At the beginning of December in the first part of this article we told you about our strengths, our weaknesses and the resulting winter goals. Now, a good four weeks later it’s time to report on the first phase of our winter-workouts. You could say ‘false start’ is the best description up until now, but read on for yourself…
It has been a bit of a slow start to the Ride Fit program for me, waiting to get over the motivational hurdle that is the New Year. But 2015 has rolled in and it’s now time to get serious. As a target driven person I really needed some structure to benefit from a training plan and so will be working with a Dirt School personal trainer, Rab Wardell, an XC missile, who has raced for the GB Team in the Commonwealth Games and numerous World Cup Races. As a UCI World Cycling Centre Expert Coach, he is well qualified to drag my lazy body back to a decent level of fitness.
Before we begin building a program, Rab needs to see what level he has to work with, so it was off to the Edinburgh Napier University to get thoroughly tested in the Sports Science department. One of the leading centres for cycle fitness studies, Napier is pioneering a new fitness test based on the specific demands of elite enduro racing, mixing anthropometry (how fat I am) with maximal aerobic power and repeated anaerobic power studies. I had a feeling this was going to hurt!
For 2 hours, I was poked prodded and probed, desperately attempting to put down my feeble power on the Wattbike. There is nowhere to hide during these tests, it is all or nothing and with no ‘end’ a massive mental challenge. However, I did not pass out and now I have a baseline. I know that my body contains 42.8kg of lean muscle, I can only presume that the additional 32.8kg is fat! My power to weight ratio from the ramp test was 4.46W/kg (with a peak power of 335w) and I can put down just over 1000w in a sprint. The next step is to meet up with Rab and come up with a Dirstchool Coaching program that I will stick too like glue and retest in 3 months. Until then I have dusted off the old running shoes and am putting in some easy miles at night in preperation for ramping things up.
“Things always work out differently than you expect”, – one of those wisdoms my mother used to tell me and it certainly can be applied to my winter training.

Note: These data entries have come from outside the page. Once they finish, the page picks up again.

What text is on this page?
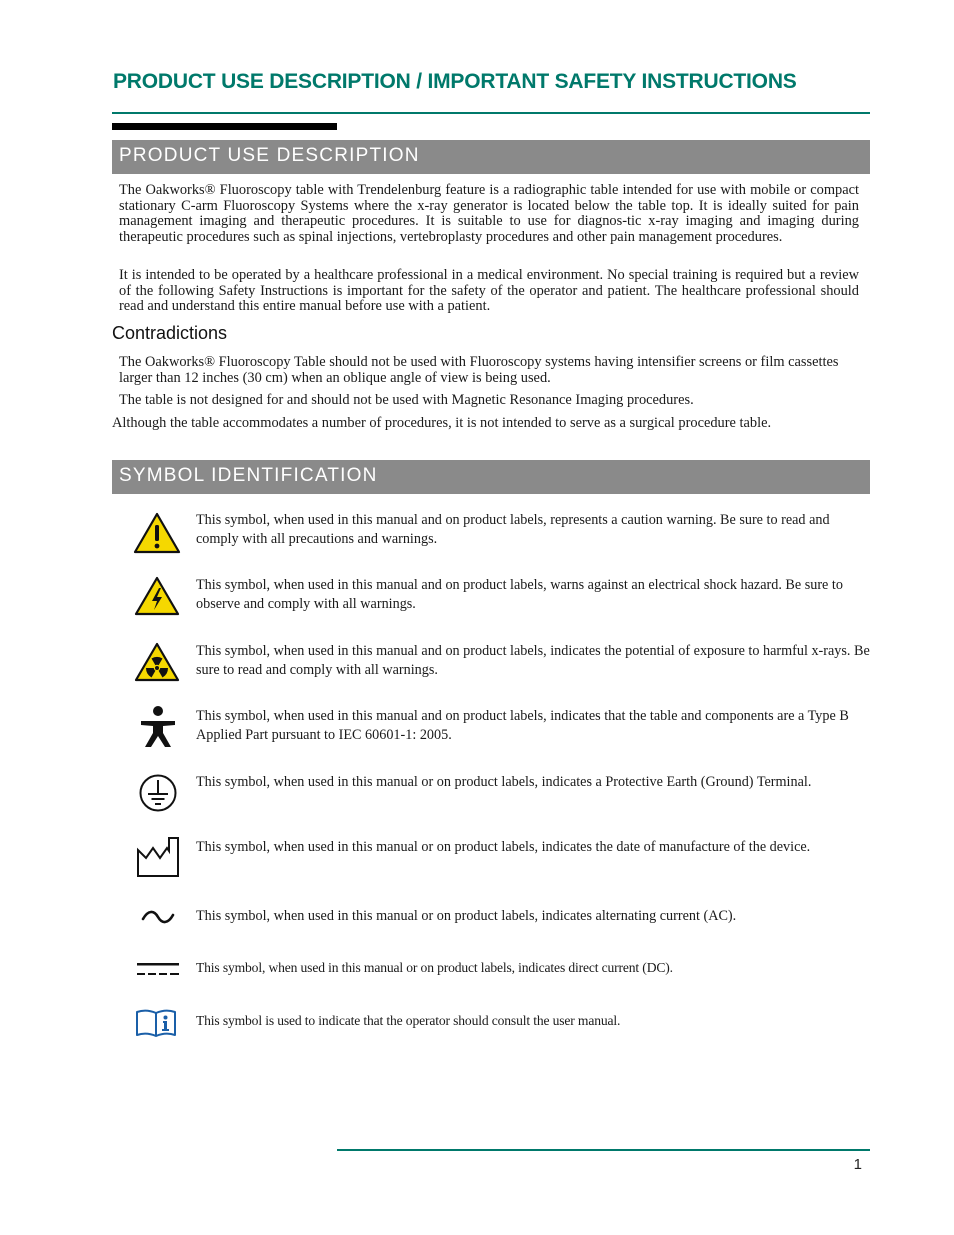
PRODUCT USE DESCRIPTION / IMPORTANT SAFETY INSTRUCTIONS
PRODUCT USE DESCRIPTION

The Oakworks® Fluoroscopy table with Trendelenburg feature is a radiographic table intended for use with mobile or compact stationary C-arm Fluoroscopy Systems where the x-ray generator is located below the table top. It is ideally suited for pain management imaging and therapeutic procedures. It is suitable to use for diagnos-tic x-ray imaging and imaging during therapeutic procedures such as spinal injections, vertebroplasty procedures and other pain management procedures.

It is intended to be operated by a healthcare professional in a medical environment. No special training is required but a review of the following Safety Instructions is important for the safety of the operator and patient. The healthcare professional should read and understand this entire manual before use with a patient.

Contradictions

The Oakworks® Fluoroscopy Table should not be used with Fluoroscopy systems having intensifier screens or film cassettes larger than 12 inches (30 cm) when an oblique angle of view is being used.

The table is not designed for and should not be used with Magnetic Resonance Imaging procedures.

Although the table accommodates a number of procedures, it is not intended to serve as a surgical procedure table.

SYMBOL IDENTIFICATION
This symbol, when used in this manual and on product labels, represents a caution warning. Be sure to read and comply with all precautions and warnings.
This symbol, when used in this manual and on product labels, warns against an electrical shock hazard. Be sure to observe and comply with all warnings.
This symbol, when used in this manual and on product labels, indicates the potential of exposure to harmful x-rays. Be sure to read and comply with all warnings.
This symbol, when used in this manual and on product labels, indicates that the table and components are a Type B Applied Part pursuant to IEC 60601-1: 2005.
This symbol, when used in this manual or on product labels, indicates a Protective Earth (Ground) Terminal.
This symbol, when used in this manual or on product labels, indicates the date of manufacture of the device.
This symbol, when used in this manual or on product labels, indicates alternating current (AC).
This symbol, when used in this manual or on product labels, indicates direct current (DC).
This symbol is used to indicate that the operator should consult the user manual.
1
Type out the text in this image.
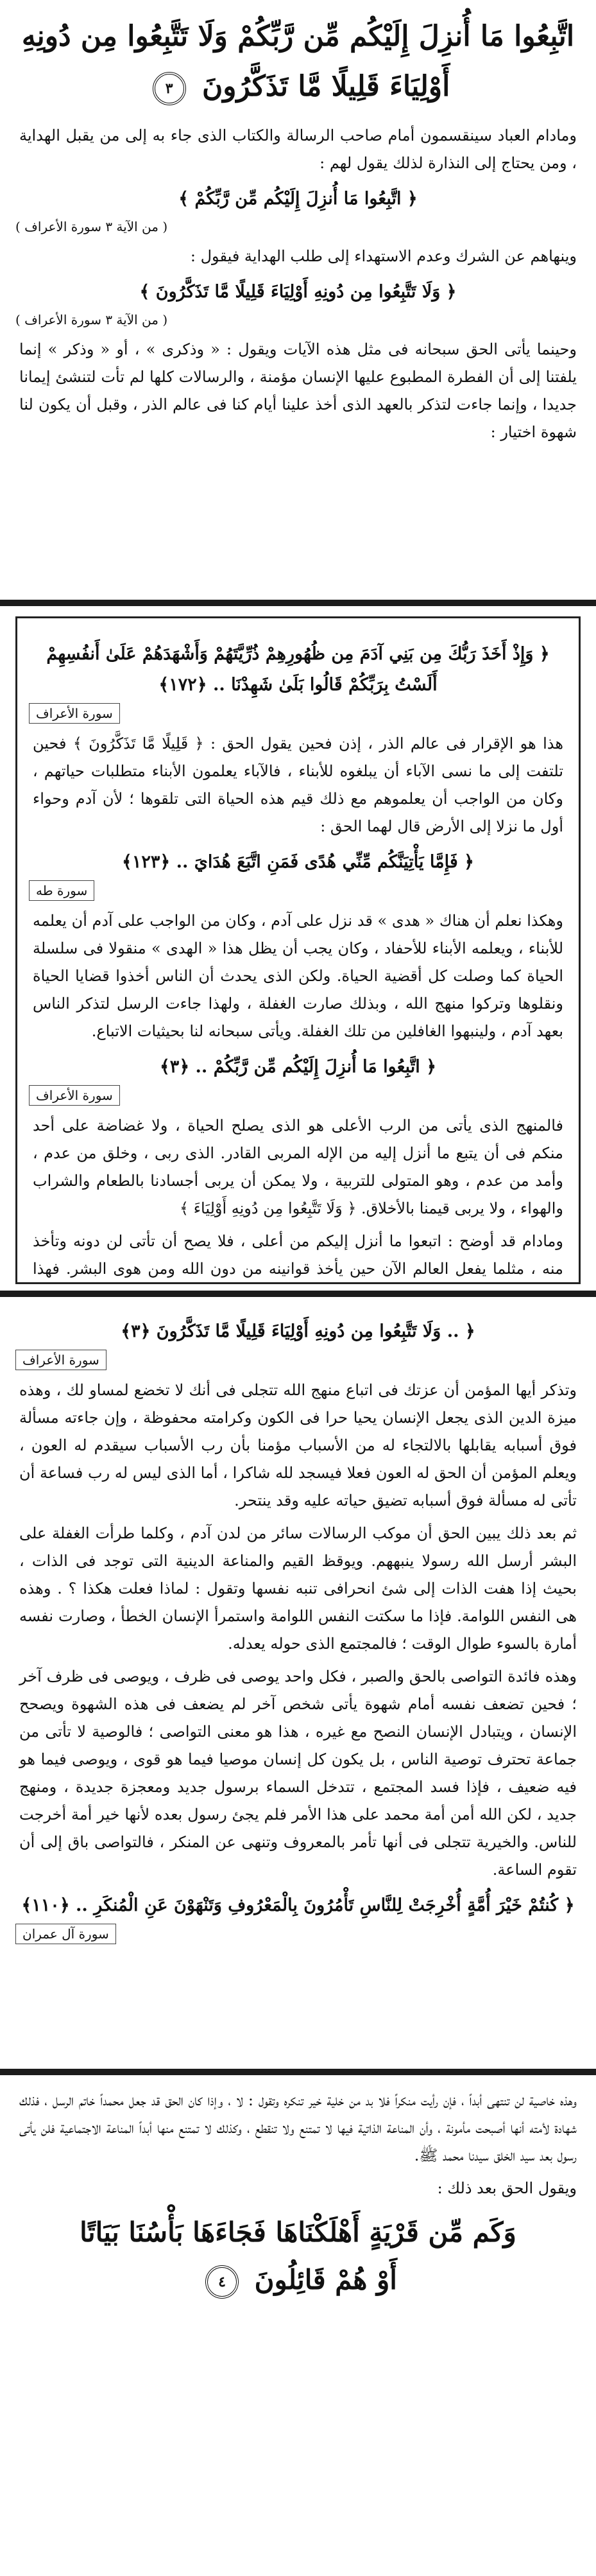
اتَّبِعُوا مَا أُنزِلَ إِلَيْكُم مِّن رَّبِّكُمْ وَلَا تَتَّبِعُوا مِن دُونِهِ
أَوْلِيَاءَ قَلِيلًا مَّا تَذَكَّرُونَ ٣
ومادام العباد سينقسمون أمام صاحب الرسالة والكتاب الذى جاء به إلى من يقبل الهداية ، ومن يحتاج إلى النذارة لذلك يقول لهم :
﴿ اتَّبِعُوا مَا أُنزِلَ إِلَيْكُم مِّن رَّبِّكُمْ ﴾
( من الآية ٣ سورة الأعراف )
وينهاهم عن الشرك وعدم الاستهداء إلى طلب الهداية فيقول :
﴿ وَلَا تَتَّبِعُوا مِن دُونِهِ أَوْلِيَاءَ قَلِيلًا مَّا تَذَكَّرُونَ ﴾
( من الآية ٣ سورة الأعراف )
وحينما يأتى الحق سبحانه فى مثل هذه الآيات ويقول : « وذكرى » ، أو « وذكر » إنما يلفتنا إلى أن الفطرة المطبوع عليها الإنسان مؤمنة ، والرسالات كلها لم تأت لتنشئ إيمانا جديدا ، وإنما جاءت لتذكر بالعهد الذى أخذ علينا أيام كنا فى عالم الذر ، وقبل أن يكون لنا شهوة اختيار :
﴿ وَإِذْ أَخَذَ رَبُّكَ مِن بَنِي آدَمَ مِن ظُهُورِهِمْ ذُرِّيَّتَهُمْ وَأَشْهَدَهُمْ عَلَىٰ أَنفُسِهِمْ أَلَسْتُ بِرَبِّكُمْ قَالُوا بَلَىٰ شَهِدْنَا .. ﴿١٧٢﴾
سورة الأعراف
هذا هو الإقرار فى عالم الذر ، إذن فحين يقول الحق : ﴿ قَلِيلًا مَّا تَذَكَّرُونَ ﴾ فحين تلتفت إلى ما نسى الآباء أن يبلغوه للأبناء ، فالآباء يعلمون الأبناء متطلبات حياتهم ، وكان من الواجب أن يعلموهم مع ذلك قيم هذه الحياة التى تلقوها ؛ لأن آدم وحواء أول ما نزلا إلى الأرض قال لهما الحق :
﴿ فَإِمَّا يَأْتِيَنَّكُم مِّنِّي هُدًى فَمَنِ اتَّبَعَ هُدَايَ .. ﴿١٢٣﴾
سورة طه
وهكذا نعلم أن هناك « هدى » قد نزل على آدم ، وكان من الواجب على آدم أن يعلمه للأبناء ، ويعلمه الأبناء للأحفاد ، وكان يجب أن يظل هذا « الهدى » منقولا فى سلسلة الحياة كما وصلت كل أقضية الحياة. ولكن الذى يحدث أن الناس أخذوا قضايا الحياة ونقلوها وتركوا منهج الله ، وبذلك صارت الغفلة ، ولهذا جاءت الرسل لتذكر الناس بعهد آدم ، ولينبهوا الغافلين من تلك الغفلة. ويأتى سبحانه لنا بحيثيات الاتباع.
﴿ اتَّبِعُوا مَا أُنزِلَ إِلَيْكُم مِّن رَّبِّكُمْ .. ﴿٣﴾
سورة الأعراف
فالمنهج الذى يأتى من الرب الأعلى هو الذى يصلح الحياة ، ولا غضاضة على أحد منكم فى أن يتبع ما أنزل إليه من الإله المربى القادر. الذى ربى ، وخلق من عدم ، وأمد من عدم ، وهو المتولى للتربية ، ولا يمكن أن يربى أجسادنا بالطعام والشراب والهواء ، ولا يربى قيمنا بالأخلاق. ﴿ وَلَا تَتَّبِعُوا مِن دُونِهِ أَوْلِيَاءَ ﴾
ومادام قد أوضح : اتبعوا ما أنزل إليكم من أعلى ، فلا يصح أن تأتى لن دونه وتأخذ منه ، مثلما يفعل العالم الآن حين يأخذ قوانينه من دون الله ومن هوى البشر. فهذا
﴿ .. وَلَا تَتَّبِعُوا مِن دُونِهِ أَوْلِيَاءَ قَلِيلًا مَّا تَذَكَّرُونَ ﴿٣﴾
سورة الأعراف
وتذكر أيها المؤمن أن عزتك فى اتباع منهج الله تتجلى فى أنك لا تخضع لمساو لك ، وهذه ميزة الدين الذى يجعل الإنسان يحيا حرا فى الكون وكرامته محفوظة ، وإن جاءته مسألة فوق أسبابه يقابلها بالالتجاء له من الأسباب مؤمنا بأن رب الأسباب سيقدم له العون ، ويعلم المؤمن أن الحق له العون فعلا فيسجد لله شاكرا ، أما الذى ليس له رب فساعة أن تأتى له مسألة فوق أسبابه تضيق حياته عليه وقد ينتحر.
ثم بعد ذلك يبين الحق أن موكب الرسالات سائر من لدن آدم ، وكلما طرأت الغفلة على البشر أرسل الله رسولا ينبههم. ويوقظ القيم والمناعة الدينية التى توجد فى الذات ، بحيث إذا هفت الذات إلى شئ انحرافى تنبه نفسها وتقول : لماذا فعلت هكذا ؟ . وهذه هى النفس اللوامة. فإذا ما سكتت النفس اللوامة واستمرأ الإنسان الخطأ ، وصارت نفسه أمارة بالسوء طوال الوقت ؛ فالمجتمع الذى حوله يعدله.
وهذه فائدة التواصى بالحق والصبر ، فكل واحد يوصى فى ظرف ، ويوصى فى ظرف آخر ؛ فحين تضعف نفسه أمام شهوة يأتى شخص آخر لم يضعف فى هذه الشهوة ويصحح الإنسان ، ويتبادل الإنسان النصح مع غيره ، هذا هو معنى التواصى ؛ فالوصية لا تأتى من جماعة تحترف توصية الناس ، بل يكون كل إنسان موصيا فيما هو قوى ، ويوصى فيما هو فيه ضعيف ، فإذا فسد المجتمع ، تتدخل السماء برسول جديد ومعجزة جديدة ، ومنهج جديد ، لكن الله أمن أمة محمد على هذا الأمر فلم يجئ رسول بعده لأنها خير أمة أخرجت للناس. والخيرية تتجلى فى أنها تأمر بالمعروف وتنهى عن المنكر ، فالتواصى باق إلى أن تقوم الساعة.
﴿ كُنتُمْ خَيْرَ أُمَّةٍ أُخْرِجَتْ لِلنَّاسِ تَأْمُرُونَ بِالْمَعْرُوفِ وَتَنْهَوْنَ عَنِ الْمُنكَرِ .. ﴿١١٠﴾
سورة آل عمران
وهذه خاصية لن تنتهى أبداً ، فإن رأيت منكراً فلا بد من خلية خير تنكره وتقول : لا ، وإذا كان الحق قد جعل محمداً خاتم الرسل ، فذلك شهادة لأمته أنها أصبحت مأمونة ، وأن المناعة الذاتية فيها لا تمتنع ولا تنقطع ، وكذلك لا تمتنع منها أبداً المناعة الاجتماعية فلن يأتى رسول بعد سيد الخلق سيدنا محمد ﷺ.
ويقول الحق بعد ذلك :
وَكَم مِّن قَرْيَةٍ أَهْلَكْنَاهَا فَجَاءَهَا بَأْسُنَا بَيَاتًا
أَوْ هُمْ قَائِلُونَ ٤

I set out into the off-season highly motivated, did a performance diagnostics test and set myself aims to improve on my weaknesses. These are above all in the area of base endurance fitness and are best worked on with long, low intensity training sessions.
But who wants to sit on their bike for hours in filthy weather and temperatures of zero degrees and ride for so long you can’t feel your toes? Not me! And then a lack of time started to be a problem: I had to get rid of the illusion of excessive endurance training.
So my current aim is primarily to increase my core strength, my agility and to improve my coordination. To do this I’ve discovered a completely new winter compatible sport – ice hockey!
The short, hard intervals make you harder and the combination of skating and the stick really schools your coordination. The “fights” over the puck bring strength too. Additionally I’m going to the gym once a week for strength work, ride at least once a week and sometimes do a session at home on the black roll whilst watching TV. Endurance training has been postponed and will be resumed when it gets warmer – thank goodness I don’t have any competitive goals.
If the sun does come out for a bit I prefer to thrash down the trails than to get on the road bike and hit the tarmac. Here’s an edit from the last weekends:
This knee is getting on my nerves! Yes the swelling after the ligament damage is almost gone and the movement is coming back but the joint still isn’t working completely smoothly.
After the few times in the past weeks when I’ve managed to get on the bike I’ve had 1-2 days afterwards when walking has been a bit uncomfortable. The combination of horrible weather, Christmas celebrations and full-time-job has naturally been poison for my motivation.
But: progress can be seen and that’s what counts! So at the moment my focus is on stabilisation training, occasional turbo trainer sessions and a little bit of gym work.
In the next weeks we will give you more exciting and interesting insights into our winter training. You can experience the highs and lows. How can you overcome your lack of motivation and integrate training in your routine in-spite of a stressful job? We’ll do our best and continue to inform you.